The one interesting thing in Prince Charles’s article on climate change in the Financial Times last week was his admission that he favoured lower living standards: “Many of us fortunate enough to have lived in the developed world since the second world war have grown up assuming that standards of living will continue to rise generation by generation. But climate change will not only halt this process it will reverse it – and most probably for ever” (November 30, 2007).
The prince is not only fortunate enough to reside in the developed world, he also lives in a palace and has inherited substantial wealth. But it is to his credit that he expresses his preference for mass austerity – usually environmentalists are more guarded. The promotion of lower living standards makes it easier to understand the nature of the discussion.
His article was timed to precede the United Nations summit on climate change in Bali.

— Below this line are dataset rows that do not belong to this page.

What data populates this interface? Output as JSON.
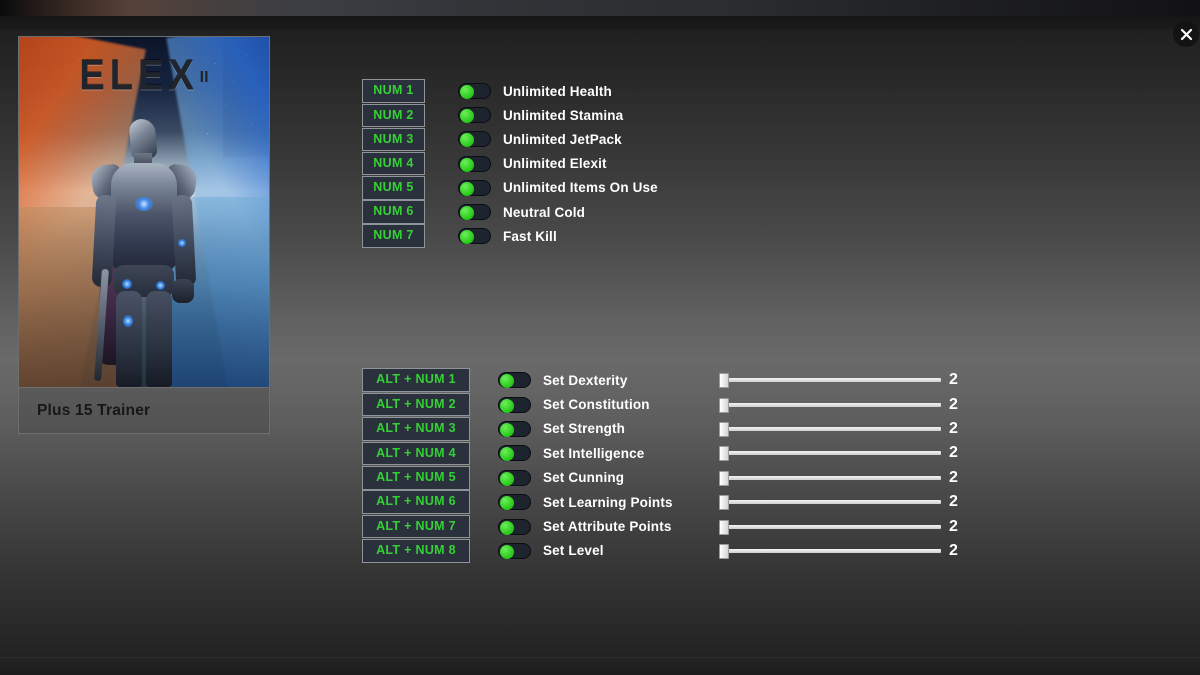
{
  "window": {
    "close_icon": "close-icon",
    "title": "ELEX II Trainer"
  },
  "cover": {
    "game_title": "ELEX",
    "game_title_suffix": "II",
    "caption": "Plus 15 Trainer"
  },
  "colors": {
    "hotkey_text": "#35d035",
    "hotkey_bg": "#2a313c",
    "hotkey_border": "#8f9499",
    "toggle_on": "#33cf23",
    "toggle_track": "#1d242e",
    "label_text": "#ffffff",
    "caption_text": "#171717",
    "slider_track": "#f4f4f4"
  },
  "cheats_basic": [
    {
      "hotkey": "NUM 1",
      "label": "Unlimited Health",
      "enabled": true
    },
    {
      "hotkey": "NUM 2",
      "label": "Unlimited Stamina",
      "enabled": true
    },
    {
      "hotkey": "NUM 3",
      "label": "Unlimited JetPack",
      "enabled": true
    },
    {
      "hotkey": "NUM 4",
      "label": "Unlimited Elexit",
      "enabled": true
    },
    {
      "hotkey": "NUM 5",
      "label": "Unlimited Items On Use",
      "enabled": true
    },
    {
      "hotkey": "NUM 6",
      "label": "Neutral Cold",
      "enabled": true
    },
    {
      "hotkey": "NUM 7",
      "label": "Fast Kill",
      "enabled": true
    }
  ],
  "cheats_stats": [
    {
      "hotkey": "ALT + NUM 1",
      "label": "Set Dexterity",
      "enabled": true,
      "value": "2"
    },
    {
      "hotkey": "ALT + NUM 2",
      "label": "Set Constitution",
      "enabled": true,
      "value": "2"
    },
    {
      "hotkey": "ALT + NUM 3",
      "label": "Set Strength",
      "enabled": true,
      "value": "2"
    },
    {
      "hotkey": "ALT + NUM 4",
      "label": "Set Intelligence",
      "enabled": true,
      "value": "2"
    },
    {
      "hotkey": "ALT + NUM 5",
      "label": "Set Cunning",
      "enabled": true,
      "value": "2"
    },
    {
      "hotkey": "ALT + NUM 6",
      "label": "Set Learning Points",
      "enabled": true,
      "value": "2"
    },
    {
      "hotkey": "ALT + NUM 7",
      "label": "Set Attribute Points",
      "enabled": true,
      "value": "2"
    },
    {
      "hotkey": "ALT + NUM 8",
      "label": "Set Level",
      "enabled": true,
      "value": "2"
    }
  ]
}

The prince has led an initiative by 150 world business leaders to “advocate bold action to tackle climate change” (www.balicommunique.com) to present to the politicians attending. As with most such discussion the summiteers will no doubt be reluctant to draw out the implications of their arguments.
Such reticence is unsurprising given that austerity rarely proves popular with most people. Even those in the West who are sympathetic to environmental initiatives are likely to baulk at the prospect of lower living standards. Let alone the billions who live mired in third world poverty. In the prince’s brave new world only a tiny minority can even dream of the like of trips to luxury resorts in Bali.
No doubt the environmentalist mainstream would claim that sacrifices are necessary to deal with global warming. But the idea there is a trade-off between tackling climate change and living standards is the fundamental mistake in the orthodox discussion of the subject. To tackle climate change, and to control the environment, it is necessary to have more development rather than less.
Such development frees resources to enable humans to reshape the environment for their own benefit. It is also closely associated with the creation of more advanced technology.
The best way to tackle climate change should be resolved through democratic debate between competing views. It is the kind of discussion that an unelected head-of-state-to-be should have no special role in.